Incidentally, if you are interested in the behavioural aspects of investing I would recommend reading pretty much anything written by Jason Zweig (Wall Street Journal).

http://www.jasonzweig.com
 
But I see the problem again that your trying to time the market or predict what will happen nobody can do that , your better off been pure ignorant and admit you know nothing like me , the stock market could rally now for 10 years while your waiting for this next crash. Remember everything you know and read the market knows also and is factored in , it is what it is it is a fair value now based on all known information and there will be fed increases rates potential factored in also. Your goal is 10year investment plan and to me your trying to find the bottom of the market for all we both know you have may have missed it.
 

Hi Fella...
Actually I think I am just trying to avoid the top of the market (not find the bottom), but you are correct there is definitely an element of timing the market involved in my approach and yes I probably should just admit that what I understand about the stock market I could write on the back of a postage stamp.
Also to be fair, since I have bailed, I am probably devoting more time to looking for the bear than the bull!!
 
Haha you could fit what I know on that same stamp! I just don't think there is anyone else that knows any more or there is any more to know!
 
I think you make good points fella about the need to able to handle losses, but also to actually sell at a loss. I was lucky back in 2006 in that the investments I made were the ones that recovered strongly after the initial crisis. The thing that is different now compared to 2007 is that everyone was very optimistic then, there was little doom mongering, you really had to search for it.
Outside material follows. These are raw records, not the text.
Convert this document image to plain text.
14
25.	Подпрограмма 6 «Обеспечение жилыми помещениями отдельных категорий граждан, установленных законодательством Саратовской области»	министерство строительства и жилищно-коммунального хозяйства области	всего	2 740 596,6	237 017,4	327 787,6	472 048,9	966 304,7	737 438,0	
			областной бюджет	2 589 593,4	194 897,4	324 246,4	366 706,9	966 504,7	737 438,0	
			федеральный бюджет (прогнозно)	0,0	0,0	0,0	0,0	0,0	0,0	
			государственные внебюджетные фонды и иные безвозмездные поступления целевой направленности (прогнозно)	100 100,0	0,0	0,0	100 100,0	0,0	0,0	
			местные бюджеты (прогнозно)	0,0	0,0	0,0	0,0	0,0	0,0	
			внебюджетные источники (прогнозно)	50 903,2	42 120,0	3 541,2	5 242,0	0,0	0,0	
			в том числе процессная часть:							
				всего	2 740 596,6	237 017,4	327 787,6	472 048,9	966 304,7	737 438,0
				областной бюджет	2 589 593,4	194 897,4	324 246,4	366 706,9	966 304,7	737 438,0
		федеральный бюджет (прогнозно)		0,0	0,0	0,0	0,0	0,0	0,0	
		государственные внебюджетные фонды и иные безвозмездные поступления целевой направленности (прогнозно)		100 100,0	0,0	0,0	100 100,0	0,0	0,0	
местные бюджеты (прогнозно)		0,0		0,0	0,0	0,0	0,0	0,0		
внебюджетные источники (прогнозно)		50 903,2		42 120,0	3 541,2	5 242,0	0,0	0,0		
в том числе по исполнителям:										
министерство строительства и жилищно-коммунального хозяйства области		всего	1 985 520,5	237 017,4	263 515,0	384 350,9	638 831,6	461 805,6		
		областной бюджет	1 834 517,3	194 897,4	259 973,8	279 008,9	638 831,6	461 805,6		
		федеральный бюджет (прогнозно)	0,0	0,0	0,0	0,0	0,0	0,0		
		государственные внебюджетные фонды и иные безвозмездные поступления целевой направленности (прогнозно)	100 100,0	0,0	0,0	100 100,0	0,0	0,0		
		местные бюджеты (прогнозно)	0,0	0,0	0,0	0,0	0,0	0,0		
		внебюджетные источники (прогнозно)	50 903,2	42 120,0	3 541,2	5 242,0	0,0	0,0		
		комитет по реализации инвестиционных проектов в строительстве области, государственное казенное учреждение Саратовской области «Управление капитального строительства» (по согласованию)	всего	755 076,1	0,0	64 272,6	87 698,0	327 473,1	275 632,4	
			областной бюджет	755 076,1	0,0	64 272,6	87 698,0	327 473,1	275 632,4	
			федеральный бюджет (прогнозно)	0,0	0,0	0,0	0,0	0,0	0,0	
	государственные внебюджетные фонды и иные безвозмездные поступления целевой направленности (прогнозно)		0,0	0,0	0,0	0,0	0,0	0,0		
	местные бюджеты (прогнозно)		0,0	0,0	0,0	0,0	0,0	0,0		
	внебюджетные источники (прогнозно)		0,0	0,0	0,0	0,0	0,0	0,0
Now there is so much pessimism, everyone is waiting for the big crash .Therefore if everyone believes the same thing it's usually wrong
 
Ive made the point here about computer algorithms distorting the underlying normal movements in stock markets especially in the last month. From an article I read today I learned that the average holding period for stocks in 1965 was 7 years, in 1995 it was 2 years, now it is months. The reason for this computer trading and algorithms programmed to follow trends thereby reinforcing a small and maybe insignificant trend that without computers would have just petered out. Therefore computers in themselves may have caused a huge move like in august which was not justified by fundamentals.
 
When you were selling your equities, I was piling fresh cash into mine, delighted by the discounted price. It is perfectly normal for markets to hit new highs every so often. You are wrong to conclude that there's little to no value in equities, especially European and Emerging equities.